Wir lieben Italien und wir lieben die italienische Küche. Wem das genauso geht, der ist heute genau richtig auf unserem Backstübchen. Für alle Schleckermäuler unter euch haben wir nämlich DEN Klassiker unter den italienischen Süßspeisen parat: Tiramisu – oder wie es auf italienisch heißt: Tiramisù. In unserem Fall wurde der süße Klassiker mit Tonkabohne verfeinert. Aber dazu später mehr. Denn erst einmal geht es auf eine Zeitreise ins schöne Italien. Bereit?

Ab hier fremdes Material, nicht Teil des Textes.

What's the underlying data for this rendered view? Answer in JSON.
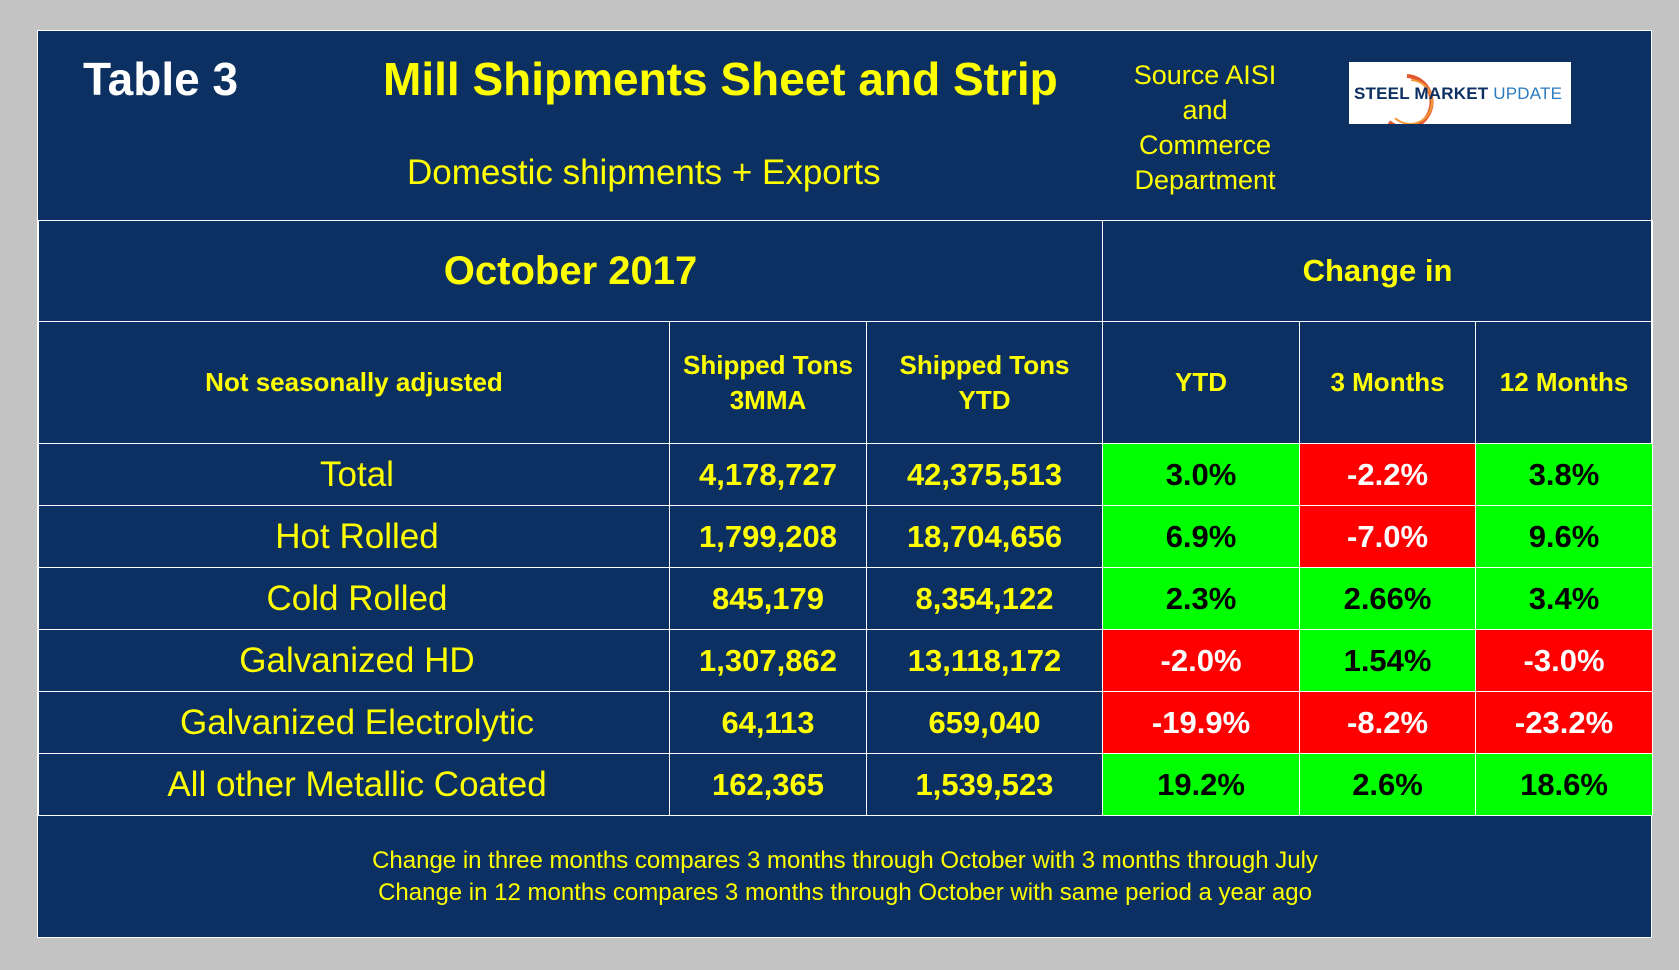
{
  "header": {
    "table_label": "Table 3",
    "title": "Mill Shipments Sheet and Strip",
    "subtitle": "Domestic shipments + Exports",
    "source_lines": [
      "Source AISI",
      "and",
      "Commerce",
      "Department"
    ],
    "logo": {
      "word1": "STEEL MARKET",
      "word2": " UPDATE"
    }
  },
  "table": {
    "period": "October 2017",
    "change_header": "Change in",
    "columns": {
      "label": "Not seasonally adjusted",
      "tons_3mma_line1": "Shipped Tons",
      "tons_3mma_line2": "3MMA",
      "tons_ytd_line1": "Shipped Tons",
      "tons_ytd_line2": "YTD",
      "chg_ytd": "YTD",
      "chg_3m": "3 Months",
      "chg_12m": "12 Months"
    },
    "rows": [
      {
        "label": "Total",
        "mma3": "4,178,727",
        "ytd": "42,375,513",
        "c_ytd": "3.0%",
        "c_3m": "-2.2%",
        "c_12m": "3.8%"
      },
      {
        "label": "Hot Rolled",
        "mma3": "1,799,208",
        "ytd": "18,704,656",
        "c_ytd": "6.9%",
        "c_3m": "-7.0%",
        "c_12m": "9.6%"
      },
      {
        "label": "Cold Rolled",
        "mma3": "845,179",
        "ytd": "8,354,122",
        "c_ytd": "2.3%",
        "c_3m": "2.66%",
        "c_12m": "3.4%"
      },
      {
        "label": "Galvanized HD",
        "mma3": "1,307,862",
        "ytd": "13,118,172",
        "c_ytd": "-2.0%",
        "c_3m": "1.54%",
        "c_12m": "-3.0%"
      },
      {
        "label": "Galvanized Electrolytic",
        "mma3": "64,113",
        "ytd": "659,040",
        "c_ytd": "-19.9%",
        "c_3m": "-8.2%",
        "c_12m": "-23.2%"
      },
      {
        "label": "All other Metallic Coated",
        "mma3": "162,365",
        "ytd": "1,539,523",
        "c_ytd": "19.2%",
        "c_3m": "2.6%",
        "c_12m": "18.6%"
      }
    ]
  },
  "footnotes": [
    "Change in three months compares 3 months through October with 3 months through July",
    "Change in 12 months compares 3 months through October with same period a year ago"
  ],
  "colors": {
    "background": "#0c3062",
    "text": "#ffff00",
    "positive": "#00ff00",
    "negative": "#ff0000"
  }
}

Dann schnallt euch an.

Tiramisù: Das Originalrezept aus Treviso

Unsere Reise führt uns in die pittoreske Stadt Treviso, nördlich von Venedig, ins Jahr 1981. Mit einem frisch aufgebrühten Caffè sitzen wir auf einem kleinen Gartenstuhl und halten unsere Gesichter in die Sonne. Es ist warm an diesem Tag. Touristen tummeln sich in den Gassen. Angelockt von einem Artikel in einem Gastro-Magazin haben sie vor allem ein Ziel: das Restaurant „Le Beccherie“ mit seinen Inhabern Alba und Ado Campeol. Dort soll es angeblich das WAHRE Tiramisù geben. Na dann los! Auch wir holen uns ein Stück vom italienischen Glück.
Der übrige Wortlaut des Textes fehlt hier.